Publicado sexta-feira, 03 de julho de 2015 às 08:34 h | Autor: Paula Janay
João Mottin, grupo Motiva
João Mottin, grupo Motiva -

De uma família com tradição no setor em todo o Nordeste, o empresário baiano João Mottin assumiu,  em 2013, a empresa de distribuição de máquinas Volvo de  seu pai, Gilberto Mottin Filho,  atualmente consultor dos negócios. O novo comando começou no final do boom da venda de máquinas novas no Brasil, movimento impulsionado por subsídios governamentais. Na entrevista, parte da série com empresas baianas, Mottin comenta sobre os desafios de reestruturar os negócios nessa  nova fase.

Quando surgiu a Motiva. Quem foram os fundadores?
No final da década de 1970, o meu bisavô, que também se chamava João Mottin, adquiriu alguns ativos de distribuição de capital aqui no Nordeste.  E aí nasceu a Movesa, que distribuia caminhões Scania.   Em 1983, o meu avô começou a distribuição de empilhadeiras Clark  e carregadeiras Michigan e  chamou o meu pai para vir para cá e tocar essa operação.  Nasceu o embrião da Motiva, que se  chamava Motrase.
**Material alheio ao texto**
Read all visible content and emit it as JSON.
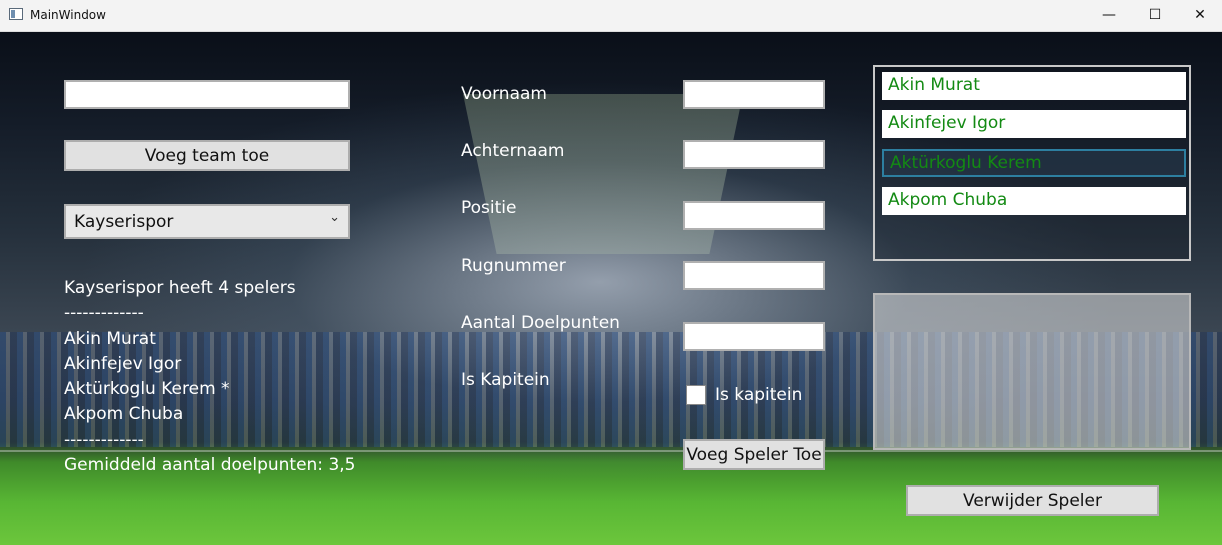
{
  "window": {
    "title": "MainWindow",
    "minimize_glyph": "—",
    "maximize_glyph": "☐",
    "close_glyph": "✕"
  },
  "left": {
    "team_input_value": "",
    "add_team_button": "Voeg team toe",
    "team_select": "Kayserispor",
    "summary_lines": [
      "Kayserispor heeft 4 spelers",
      "-------------",
      "Akin Murat",
      "Akinfejev Igor",
      "Aktürkoglu Kerem *",
      "Akpom Chuba",
      "-------------",
      "Gemiddeld aantal doelpunten: 3,5"
    ]
  },
  "form": {
    "firstname_label": "Voornaam",
    "lastname_label": "Achternaam",
    "position_label": "Positie",
    "number_label": "Rugnummer",
    "goals_label": "Aantal Doelpunten",
    "captain_label": "Is Kapitein",
    "captain_checkbox_label": "Is kapitein",
    "add_player_button": "Voeg Speler Toe"
  },
  "players": {
    "items": [
      {
        "name": "Akin Murat"
      },
      {
        "name": "Akinfejev Igor"
      },
      {
        "name": "Aktürkoglu Kerem"
      },
      {
        "name": "Akpom Chuba"
      }
    ],
    "remove_button": "Verwijder Speler"
  }
}
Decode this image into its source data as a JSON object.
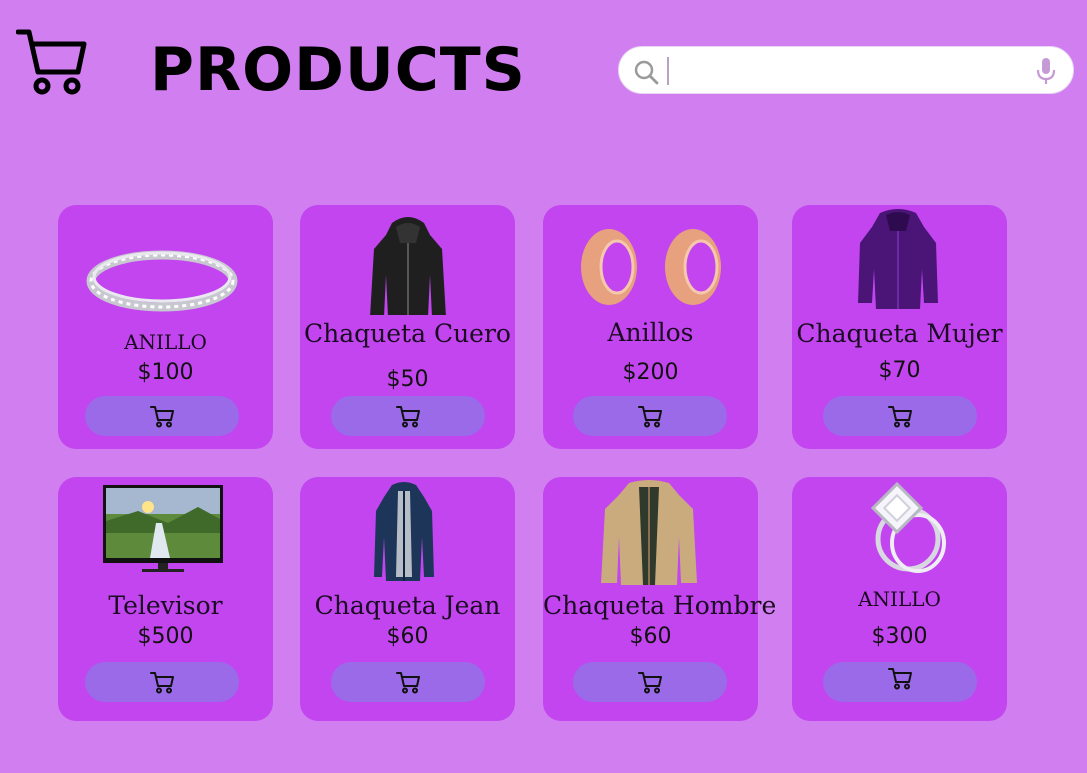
{
  "header": {
    "logo_icon": "shopping-cart-icon",
    "title": "PRODUCTS"
  },
  "search": {
    "placeholder": "",
    "value": "",
    "search_icon": "search-icon",
    "mic_icon": "microphone-icon"
  },
  "colors": {
    "background": "#d17ef0",
    "card": "#c245ef",
    "button": "#9a6ae9"
  },
  "products": [
    {
      "name": "ANILLO",
      "price": "$100",
      "image": "silver-diamond-band-ring",
      "button_icon": "add-to-cart-icon"
    },
    {
      "name": "Chaqueta Cuero",
      "price": "$50",
      "image": "black-leather-hooded-jacket",
      "button_icon": "add-to-cart-icon"
    },
    {
      "name": "Anillos",
      "price": "$200",
      "image": "rose-gold-ear-tunnels",
      "button_icon": "add-to-cart-icon"
    },
    {
      "name": "Chaqueta Mujer",
      "price": "$70",
      "image": "purple-womens-jacket",
      "button_icon": "add-to-cart-icon"
    },
    {
      "name": "Televisor",
      "price": "$500",
      "image": "tv-monitor-waterfall-landscape",
      "button_icon": "add-to-cart-icon"
    },
    {
      "name": "Chaqueta Jean",
      "price": "$60",
      "image": "navy-blue-coat",
      "button_icon": "add-to-cart-icon"
    },
    {
      "name": "Chaqueta Hombre",
      "price": "$60",
      "image": "beige-mens-jacket",
      "button_icon": "add-to-cart-icon"
    },
    {
      "name": "ANILLO",
      "price": "$300",
      "image": "diamond-engagement-ring-set",
      "button_icon": "add-to-cart-icon"
    }
  ]
}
Em 1987, a Motrase virou Movesa Máquinas, que era o nome antigo da Motiva.  No começo da década de 2000, quando o meu avô faleceu, o meu pai (Gilberto Mottin Filho) se separou dos irmãos   nos negócios. O nome Movesa ficou com os irmãos e meu pai  mudou o nome para Motiva Máquinas, em 2003. O grupo está no Nordeste  desde a década de 1970, a empresa em si desde 1983, e o nome Motiva desde 2003. 

E como foi a sua trajetória profissional? Quando o senhor começou na empresa?
Eu estudei na Escola Pan Americana da Bahia,  fiz faculdade em São Paulo, na Fundação Getúlio Vargas (FGV). Sempre gostei de negócios. Acompanho meu pai em reuniões desde os 13 ou 14 anos. Quando  me formei na faculdade,  em 2009,  fiz pequenos estágios em outros distribuidoras de máquinas, fiz um trabalho de coaching e  ingressei na empresa em 2010, eu tinha 24 anos. Entrei primeiro para dirigir o departamento de pós vendas. Em 2012, peguei a parte comercial também e isso foi a origem do cargo  de diretoria executiva.  A partir do final de 2013, eu fiquei  também com a parte financeira e a parte administrativa, ou seja, toda a operação da empresa.    O meu pai hoje ele não é operacional, ele participa das decisões estratégicas da empresa, mas não está mais no dia a dia. É  como um conselheiro. Como um presidente de conselho. 

Quais foram os últimos investimentos de vocês? E o que os justificou no momento em que foram feitos?
Sem dúvida, as filiais. Abrir uma filial pequena hoje, entre estoque, sistema, pessoas, reforma, custa aí mais ou menos R$ 1,5 milhão a R$ 2 milhões. Nós abrimos Teixeira de Freitas deve ter mais ou menos 3 anos. Abrimos uma em Aracaju, que na verdade foi uma reabertura, nós nunca deixamos de ter o território, mas por um período nós não tínhamos unidade lá.  A implementação do sistema da Totvs, que foi cerca de R$ 1 milhão, com tudo, entre o treinamento e todos os custos.  Sem dúvida, a readequação de pessoal, a contratação de mecânicos e muito treinamento. Hoje para ter um mecatrônico formado pela Volvo custa aí cerca de R$ 40 mil a R$ 50 mil e demora três anos para formar o cara. Hoje dos nossos 60 mecânicos, nós temos 15 mecatrônicos.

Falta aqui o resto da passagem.